Gazze'ye insani yardım taşıyan Mavi Marmara gemisine yönelik 31 Mayıs 2010 yılında İsrail askerlerince düzenlenen ve 10 kişinin öldüğü saldırıya ilişkin dava karara bağlandı. Mahkeme heyeti oybirliğiyle Türkiye ve İsrail devleti arasında imzalanan 28 Haziran tarihli anlaşma hükümlerince davanın düşürülmesine karar verdi.
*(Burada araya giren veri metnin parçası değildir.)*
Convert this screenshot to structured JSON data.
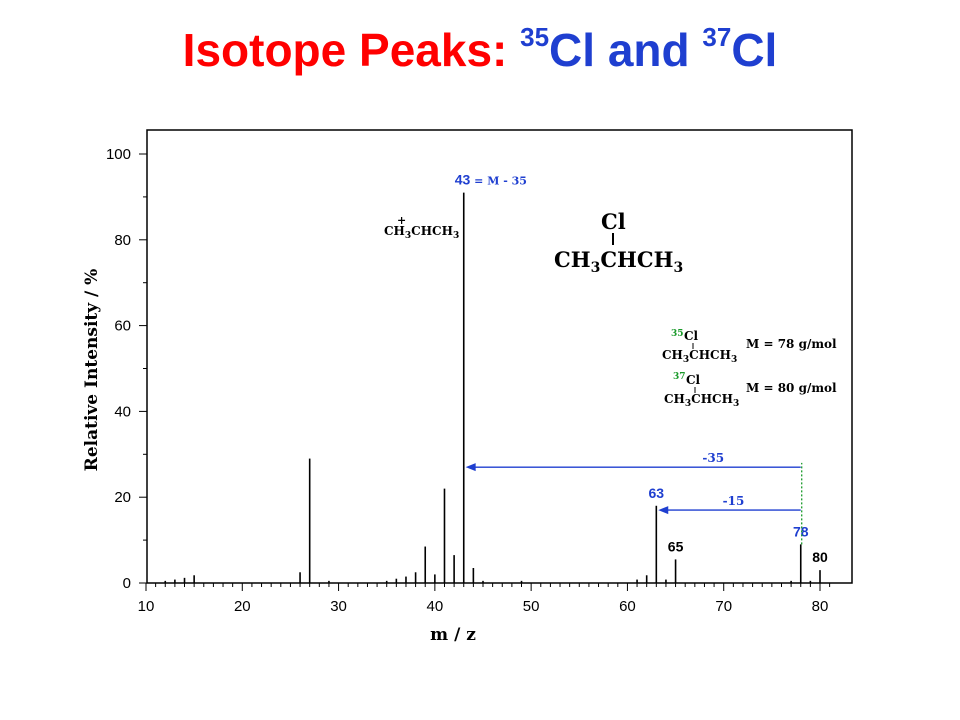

Mahkeme, aralarında olay tarihinde İsrail Genelkurmay Başkanı olan Rau Aluf Gabiel Ashknazi'nin de bulunduğu 4 İsrailli sanık hakkındaki yakalama kararının kaldırılmasına ve kırmızı bültenlerin geri alınmasına hükmetti.

Anlaşma gereğince dava düşürüldü

Bu sırada duruşmaya devam eden mahkeme heyeti kararını açıkladı. Oy birliğiyle verilen kararda, "İsrail devleti ile Türkiye Cumhuriyeti arasındaki anlaşmanın 4. maddesinin 2. cümlesiyle 'Her halükarda bu anlaşma İsrail'in, İsrail adına hareket edenlerin ve İsrail vatandaşlarının Türkiye Cumhuriyeti veya Türk gerçek veya tüzel kişileri tarafından konvoy hadisesi ile ilgili olarak, kendilerine yönelik doğrudan ya da dolaylı olarak Türkiye'de yapılmış ve yapılacak her türlü hukuki ya da cezai talebe ilişkin her türlü sorumluluktan tamamen muaf tutulmalarını sağlayacaktır' hükmü dikkate alındığında kovuşturmaya engel şart getirildiği ve bu şartın gerçekleşmeyeceği anlaşıldığından mahkememizde görülmekte olan bu kamu davasının düşürülmesine" hükmedildiği belirtildi.

Yakalama kararlarının kaldırılmasına...

Heyet, İsrailli sanıklar hakkındaki yakalama kararlarının kaldırılmasına ve kırmızı bültenlerin geri alınmasına da karar verdi. Heyet kararında, itiraz yolunun açık olduğunu da hatırlattı.

6f5a5899.jpg

Öte yandan şehit yakınları ve avukatlarca yapılan basın açıklamasının ardından, mağdur ve avukatlarca, dönemin; İsrail Genel Kurmay Başkanı Ran Aluf Gabriel Ashkenazi, Deniz Kuvvetleri Komutanı Eliezer Alfred Marom, Hava İstihbarat Komutanı Avishay Levi ve İsrail Savunma Kuvvetleri Ordu İstihbarat Genel Komutanı Amos Yadlin'ın fotoğrafları yırtıldı.